Il giusto ordinamento, con il quale deve essere organizzata la società e la Chiesa, era già iscritto nel primo atto creatore da parte di JHWH. Per questo motivo la Parola di Dio ci dice molto chiaramente che “tutto è stato fatto per mezzo di lui, e senza di lui niente è stato fatto di tutto ciò che esiste” Gv 1,3; o ancor più chiaramente “Egli è immagine del Dio invisibile, generato prima di ogni creatura; poiché per mezzo di lui sono state create tutte le cose, quelle nei cieli e quelle sulla terra, quelle visibili e quelle invisibili: Troni, Dominazioni, Principati e Potestà. Tutte le cose sono state create per mezzo di lui e in vista di lui” Col 1,15-16.

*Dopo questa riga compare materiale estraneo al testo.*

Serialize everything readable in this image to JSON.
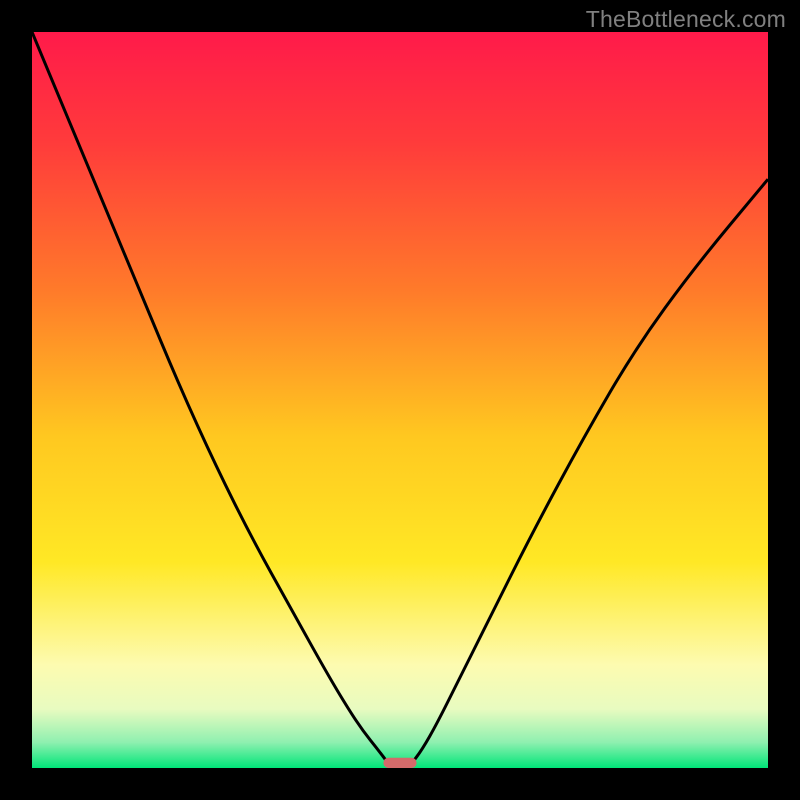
{
  "watermark": "TheBottleneck.com",
  "chart_data": {
    "type": "line",
    "title": "",
    "xlabel": "",
    "ylabel": "",
    "xlim": [
      0,
      100
    ],
    "ylim": [
      0,
      100
    ],
    "gradient_stops": [
      {
        "offset": 0.0,
        "color": "#ff1a4a"
      },
      {
        "offset": 0.15,
        "color": "#ff3b3b"
      },
      {
        "offset": 0.35,
        "color": "#ff7a2a"
      },
      {
        "offset": 0.55,
        "color": "#ffc820"
      },
      {
        "offset": 0.72,
        "color": "#ffe825"
      },
      {
        "offset": 0.86,
        "color": "#fdfbb0"
      },
      {
        "offset": 0.92,
        "color": "#e8fbc0"
      },
      {
        "offset": 0.965,
        "color": "#8ff0b0"
      },
      {
        "offset": 1.0,
        "color": "#00e578"
      }
    ],
    "series": [
      {
        "name": "left-curve",
        "x": [
          0,
          5,
          10,
          15,
          20,
          25,
          30,
          35,
          40,
          43,
          45,
          47,
          48.5
        ],
        "y": [
          100,
          88,
          76,
          64,
          52,
          41,
          31,
          22,
          13,
          8,
          5,
          2.5,
          0.5
        ]
      },
      {
        "name": "right-curve",
        "x": [
          51.5,
          53,
          55,
          58,
          62,
          68,
          75,
          82,
          90,
          100
        ],
        "y": [
          0.5,
          2.5,
          6,
          12,
          20,
          32,
          45,
          57,
          68,
          80
        ]
      }
    ],
    "marker": {
      "x_center": 50,
      "width": 4.5,
      "height": 1.4,
      "color": "#d46a6a"
    }
  }
}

Ecco allora che vivere nella Giustizia, o ricercarla, significa innanzitutto riconoscere ed obbedire a questa giusta armonia posta da JHWH nel creato, nell’ordine delle cose.
Ciò significa che è sacrilego, oltre che demoniaco, ricondurre ad un’ipotetica volontà divina l’ordine ingiusto ed escludente del mondo in cui viviamo. Questo mondo e questa società, così come la vediamo, non li ha voluti il Signore, in nessun modo ed in nessun momento. Purtroppo la grande fragilità biblica del credente medio produce prese di posizione, a volte veramente aberranti e offensive nei riguardi delle vittime e degli esclusi, chiunque essi siano.
Conseguentemente e finalmente la Giustizia che Gesù si aspetta da noi è la messa in discussione dei nostri stili di vita, personali e comunitari, ingiusti ed escludenti, perché possiamo intraprendere cammini di conversione, che ci mettano più in sintonia con il progetto originario del Padre: fare del mondo il suo Regno.